We will drive AKS team to fix the polling issue https://github.com/Azure/AKS/issues/1413 on the service side.

jiasli on 31 Jan 2020

Hey thanks for responding, and following up with the AKS team. -- Apologies for the long-wait, we were engaging with Azure support finally, and this fell off my radar.

FYI: It looks like the original issue was not that the service was reporting 429 back to az.exe -- it was the AKS load balancer was encountering 429 issues on it's own -- and that was being reported to the az.exe tool. -- It's odd though, since the deployment might have succeeded, with the load balancer in a good state, but that the command would fail with that issue; it leaves a scripter in a very awkward state (see item 3 below).

But, with that in mind, it may be that the tool is handling these requests appropriately and that this bug is moot. (I'm unable to confirm either way. -- But if y'all believer 429 is handled appropriately by az.exe, then by all means, feel free to re-close this bug.) 🙂
FYI: per the RFC 6585 Retry-After is optional (as indicated by the word MAY in all uppercase characters). -- Don't get me wrong; it's really nice when it's present, and I'm of the opinion that if you write a service that returns 429, you really should include it, but from an "HTTP spec" perspective, it's 100% optional. -- It doesn't mean you are out of retries, it means you are being throttled; you've made too many requests, and you should retry again later. The response has the ability to define when that later is via Retry-After, but it's not required to do so.

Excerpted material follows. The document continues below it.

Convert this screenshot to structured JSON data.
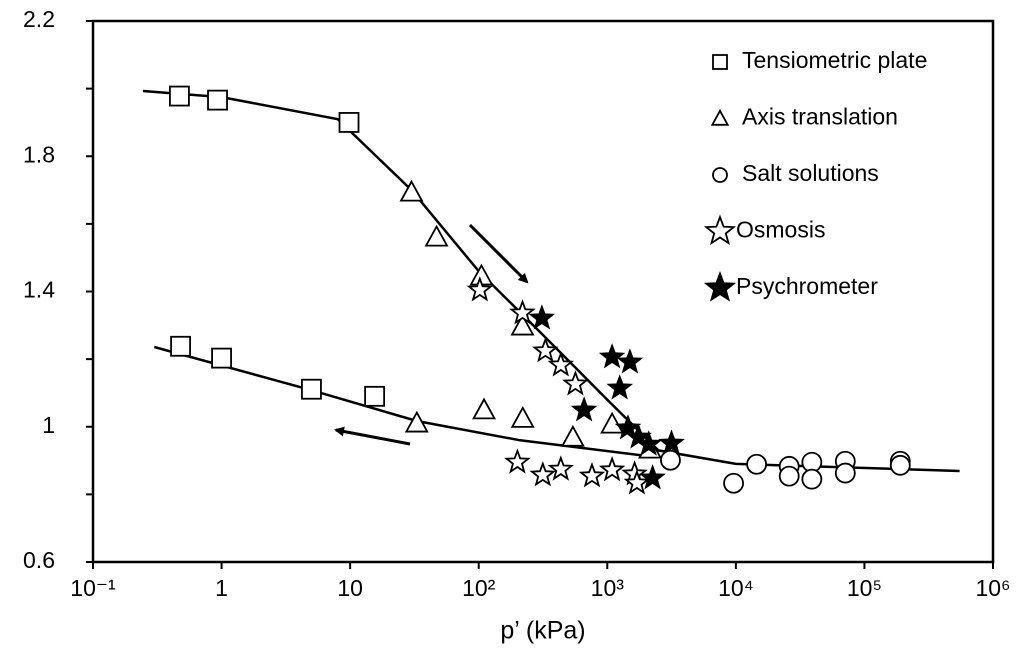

Generally, when later is not defined, in a long running service environment, we use exponential back-off (as documented in the MSDN documentation that I previously linked). -- Because an extra 30 minutes (or even 3 hours), is no big deal. -- The usual strategy we use with Azure is that if a Retry-After is present, we honor it, and if not, we use the exponential back-off strategy. (This was even recommended to us by Azure engineers in the past, and it works well in my experience -- we ran a service that managed, and provisioned several hundred ARM VM environments a day with that strategy.)
A good fall-back strategy if you need to "give up" after a certain amount of time or retry intervals, is to make the commands idempotent. -- So that a user can retry the command later on their own, and resume where they left off -- this was the other part of the issue that we encountered. -- Basically a command failed, and even waiting a day and re-running it, it would still fail, because the command was not idempotent. (Perhaps adding a --force or other switch could fix that in this case.)

BrainSlugs83 on 10 Feb 2020

As for item 2, I think it is hard-coded in msrestazure to only retry 4 times. @lmazuel, do you think if it is possible to expose this config so that users can control the behavior? Maybe via environment variables.

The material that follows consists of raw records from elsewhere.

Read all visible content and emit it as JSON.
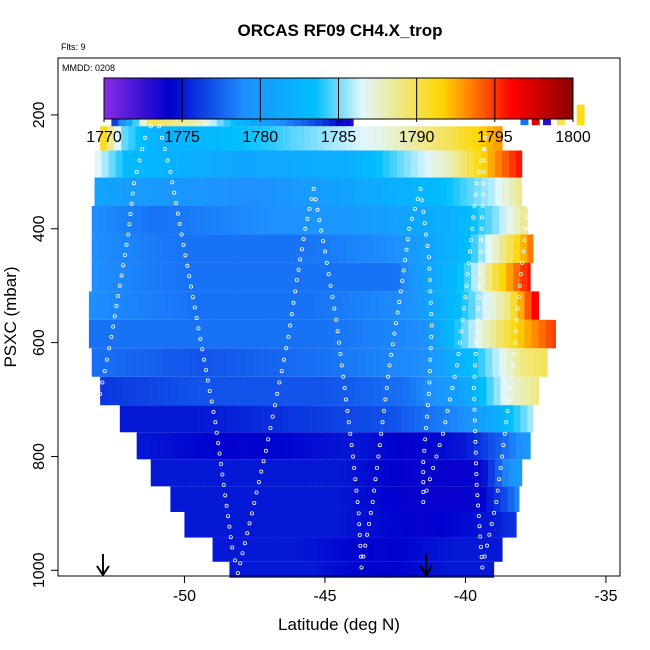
{
  "chart_data": {
    "type": "heatmap",
    "title": "ORCAS RF09 CH4.X_trop",
    "note_flights": "Flts: 9",
    "note_date": "MMDD: 0208",
    "xlabel": "Latitude (deg N)",
    "ylabel": "PSXC (mbar)",
    "xlim": [
      -54.5,
      -34.5
    ],
    "ylim": [
      1010,
      100
    ],
    "x_ticks": [
      -50,
      -45,
      -40,
      -35
    ],
    "x_tick_labels": [
      "-50",
      "-45",
      "-40",
      "-35"
    ],
    "y_ticks": [
      200,
      400,
      600,
      800,
      1000
    ],
    "y_tick_labels": [
      "200",
      "400",
      "600",
      "800",
      "1000"
    ],
    "colorbar": {
      "min": 1770,
      "max": 1800,
      "ticks": [
        1770,
        1775,
        1780,
        1785,
        1790,
        1795,
        1800
      ],
      "tick_labels": [
        "1770",
        "1775",
        "1780",
        "1785",
        "1790",
        "1795",
        "1800"
      ],
      "stops": [
        "#8a2be2",
        "#0000cd",
        "#1e90ff",
        "#00bfff",
        "#e0f7ff",
        "#ffd700",
        "#ff0000",
        "#8b0000"
      ]
    },
    "marker_latitudes": [
      -52.9,
      -41.4
    ],
    "layers": [
      {
        "p": 200,
        "segments": [
          [
            -52.6,
            1775
          ],
          [
            -51.2,
            1790
          ],
          [
            -49.5,
            1788
          ],
          [
            -48.2,
            1783
          ],
          [
            -46.6,
            1779
          ],
          [
            -45.0,
            1776
          ],
          [
            -44.0,
            1773
          ]
        ]
      },
      {
        "p": 240,
        "segments": [
          [
            -53.0,
            1792
          ],
          [
            -52.2,
            1785
          ],
          [
            -51.0,
            1782
          ],
          [
            -47.0,
            1784
          ],
          [
            -43.0,
            1787
          ],
          [
            -40.5,
            1790
          ],
          [
            -38.7,
            1793
          ]
        ]
      },
      {
        "p": 285,
        "segments": [
          [
            -53.2,
            1787
          ],
          [
            -52.0,
            1783
          ],
          [
            -48.0,
            1781
          ],
          [
            -44.0,
            1782
          ],
          [
            -40.5,
            1788
          ],
          [
            -38.0,
            1796
          ]
        ]
      },
      {
        "p": 335,
        "segments": [
          [
            -53.2,
            1781
          ],
          [
            -51.5,
            1780
          ],
          [
            -47.5,
            1779
          ],
          [
            -44.0,
            1781
          ],
          [
            -41.0,
            1783
          ],
          [
            -39.0,
            1786
          ],
          [
            -38.0,
            1789
          ]
        ]
      },
      {
        "p": 385,
        "segments": [
          [
            -53.3,
            1779
          ],
          [
            -51.0,
            1778
          ],
          [
            -47.0,
            1779
          ],
          [
            -43.5,
            1780
          ],
          [
            -40.5,
            1782
          ],
          [
            -39.0,
            1785
          ],
          [
            -37.8,
            1789
          ]
        ]
      },
      {
        "p": 435,
        "segments": [
          [
            -53.3,
            1779
          ],
          [
            -50.0,
            1778
          ],
          [
            -46.0,
            1778
          ],
          [
            -42.5,
            1779
          ],
          [
            -40.0,
            1783
          ],
          [
            -38.6,
            1789
          ],
          [
            -37.6,
            1794
          ]
        ]
      },
      {
        "p": 485,
        "segments": [
          [
            -53.3,
            1779
          ],
          [
            -50.0,
            1778
          ],
          [
            -46.0,
            1778
          ],
          [
            -42.5,
            1778
          ],
          [
            -40.0,
            1784
          ],
          [
            -38.8,
            1791
          ],
          [
            -37.7,
            1796
          ]
        ]
      },
      {
        "p": 535,
        "segments": [
          [
            -53.4,
            1779
          ],
          [
            -49.5,
            1778
          ],
          [
            -45.5,
            1778
          ],
          [
            -42.0,
            1779
          ],
          [
            -40.0,
            1784
          ],
          [
            -38.5,
            1789
          ],
          [
            -37.4,
            1797
          ]
        ]
      },
      {
        "p": 585,
        "segments": [
          [
            -53.4,
            1778
          ],
          [
            -49.5,
            1778
          ],
          [
            -45.0,
            1778
          ],
          [
            -41.5,
            1779
          ],
          [
            -39.5,
            1787
          ],
          [
            -38.0,
            1792
          ],
          [
            -36.8,
            1795
          ]
        ]
      },
      {
        "p": 635,
        "segments": [
          [
            -53.3,
            1778
          ],
          [
            -49.5,
            1777
          ],
          [
            -45.0,
            1778
          ],
          [
            -41.5,
            1779
          ],
          [
            -39.5,
            1784
          ],
          [
            -38.0,
            1789
          ],
          [
            -37.1,
            1790
          ]
        ]
      },
      {
        "p": 685,
        "segments": [
          [
            -53.0,
            1776
          ],
          [
            -49.5,
            1777
          ],
          [
            -45.0,
            1777
          ],
          [
            -42.0,
            1778
          ],
          [
            -40.0,
            1781
          ],
          [
            -38.5,
            1787
          ],
          [
            -37.4,
            1789
          ]
        ]
      },
      {
        "p": 735,
        "segments": [
          [
            -52.3,
            1775
          ],
          [
            -49.5,
            1775
          ],
          [
            -46.0,
            1776
          ],
          [
            -42.5,
            1777
          ],
          [
            -40.0,
            1779
          ],
          [
            -38.5,
            1783
          ],
          [
            -37.6,
            1786
          ]
        ]
      },
      {
        "p": 780,
        "segments": [
          [
            -51.7,
            1775
          ],
          [
            -48.0,
            1774
          ],
          [
            -44.0,
            1775
          ],
          [
            -42.0,
            1774
          ],
          [
            -40.0,
            1775
          ],
          [
            -38.5,
            1778
          ],
          [
            -37.7,
            1780
          ]
        ]
      },
      {
        "p": 830,
        "segments": [
          [
            -51.2,
            1775
          ],
          [
            -47.5,
            1775
          ],
          [
            -44.5,
            1775
          ],
          [
            -42.0,
            1774
          ],
          [
            -39.5,
            1774
          ],
          [
            -38.5,
            1779
          ],
          [
            -38.0,
            1780
          ]
        ]
      },
      {
        "p": 875,
        "segments": [
          [
            -50.5,
            1775
          ],
          [
            -47.5,
            1775
          ],
          [
            -44.5,
            1775
          ],
          [
            -42.0,
            1774
          ],
          [
            -39.5,
            1774
          ],
          [
            -38.5,
            1777
          ],
          [
            -38.1,
            1779
          ]
        ]
      },
      {
        "p": 920,
        "segments": [
          [
            -50.0,
            1775
          ],
          [
            -47.0,
            1775
          ],
          [
            -44.5,
            1775
          ],
          [
            -41.5,
            1774
          ],
          [
            -39.0,
            1775
          ],
          [
            -38.2,
            1776
          ]
        ]
      },
      {
        "p": 965,
        "segments": [
          [
            -49.0,
            1775
          ],
          [
            -46.0,
            1775
          ],
          [
            -43.0,
            1774
          ],
          [
            -40.5,
            1775
          ],
          [
            -39.0,
            1775
          ],
          [
            -38.7,
            1775
          ]
        ]
      },
      {
        "p": 1005,
        "segments": [
          [
            -48.4,
            1775
          ],
          [
            -45.5,
            1775
          ],
          [
            -43.0,
            1774
          ],
          [
            -40.5,
            1775
          ],
          [
            -39.1,
            1775
          ],
          [
            -39.0,
            1775
          ]
        ]
      }
    ],
    "top_right_cells": [
      {
        "lat": -37.9,
        "p": 200,
        "v": 1778
      },
      {
        "lat": -37.5,
        "p": 200,
        "v": 1797
      },
      {
        "lat": -37.1,
        "p": 200,
        "v": 1773
      },
      {
        "lat": -36.6,
        "p": 200,
        "v": 1790
      },
      {
        "lat": -35.9,
        "p": 200,
        "v": 1791
      }
    ],
    "flight_track": [
      [
        -52.8,
        1005
      ],
      [
        -53.2,
        900
      ],
      [
        -53.4,
        780
      ],
      [
        -53.0,
        690
      ],
      [
        -52.6,
        590
      ],
      [
        -52.3,
        500
      ],
      [
        -52.0,
        410
      ],
      [
        -51.8,
        320
      ],
      [
        -51.4,
        240
      ],
      [
        -51.0,
        200
      ],
      [
        -50.5,
        300
      ],
      [
        -50.1,
        410
      ],
      [
        -49.7,
        520
      ],
      [
        -49.3,
        630
      ],
      [
        -48.9,
        740
      ],
      [
        -48.6,
        850
      ],
      [
        -48.3,
        960
      ],
      [
        -48.1,
        1005
      ],
      [
        -47.6,
        900
      ],
      [
        -47.1,
        790
      ],
      [
        -46.7,
        690
      ],
      [
        -46.3,
        590
      ],
      [
        -46.0,
        490
      ],
      [
        -45.7,
        400
      ],
      [
        -45.4,
        330
      ],
      [
        -45.0,
        440
      ],
      [
        -44.6,
        560
      ],
      [
        -44.3,
        680
      ],
      [
        -44.0,
        800
      ],
      [
        -43.8,
        900
      ],
      [
        -43.7,
        995
      ],
      [
        -43.3,
        880
      ],
      [
        -43.0,
        760
      ],
      [
        -42.7,
        640
      ],
      [
        -42.3,
        510
      ],
      [
        -42.0,
        400
      ],
      [
        -41.6,
        330
      ],
      [
        -41.3,
        450
      ],
      [
        -41.2,
        570
      ],
      [
        -41.3,
        690
      ],
      [
        -41.5,
        810
      ],
      [
        -41.5,
        880
      ],
      [
        -40.8,
        760
      ],
      [
        -40.3,
        640
      ],
      [
        -40.0,
        520
      ],
      [
        -39.8,
        420
      ],
      [
        -39.6,
        320
      ],
      [
        -39.3,
        240
      ],
      [
        -39.5,
        500
      ],
      [
        -39.7,
        680
      ],
      [
        -39.6,
        850
      ],
      [
        -39.4,
        995
      ],
      [
        -38.9,
        880
      ],
      [
        -38.6,
        760
      ],
      [
        -38.3,
        640
      ],
      [
        -38.1,
        520
      ],
      [
        -37.9,
        420
      ],
      [
        -37.7,
        320
      ],
      [
        -37.5,
        240
      ]
    ]
  }
}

As for item 3, indeed it is good practice to make az commands idempotent. Commands like az storage account create does follow this pattern. @jluk, is it possible for your team to make this command idempotent as requested?

jiasli on 17 Feb 2020

❤1

I have a similar problem happening with az storage list. The command will fail with a 429 message and does not appear to respect the throttling:

ValidationError: ("{\"error\":{\"code\":\"ResourceCollectionRequestsThrottled\",\"message\":\"Operation 'Microsoft.Storage/storageAccounts/read' failed as server encountered too many requests. Please try after '17' seconds. Tracking Id is '78db6dda-b7da-45cf-b763-202cdedf94f4'.\"}}")

~~This cascades down and breaks items that depend on the Azure CLI such as Terraform.~~

While I believe the source of the problem is the actual backend (the list request is only 4 actual requests), the Azure CLI should have a way to handle this gracefully.

Edit: Removed the Terraform note. They're using the REST / Go SDK so it appears to be the same issue with simply listing the accounts but not directly related.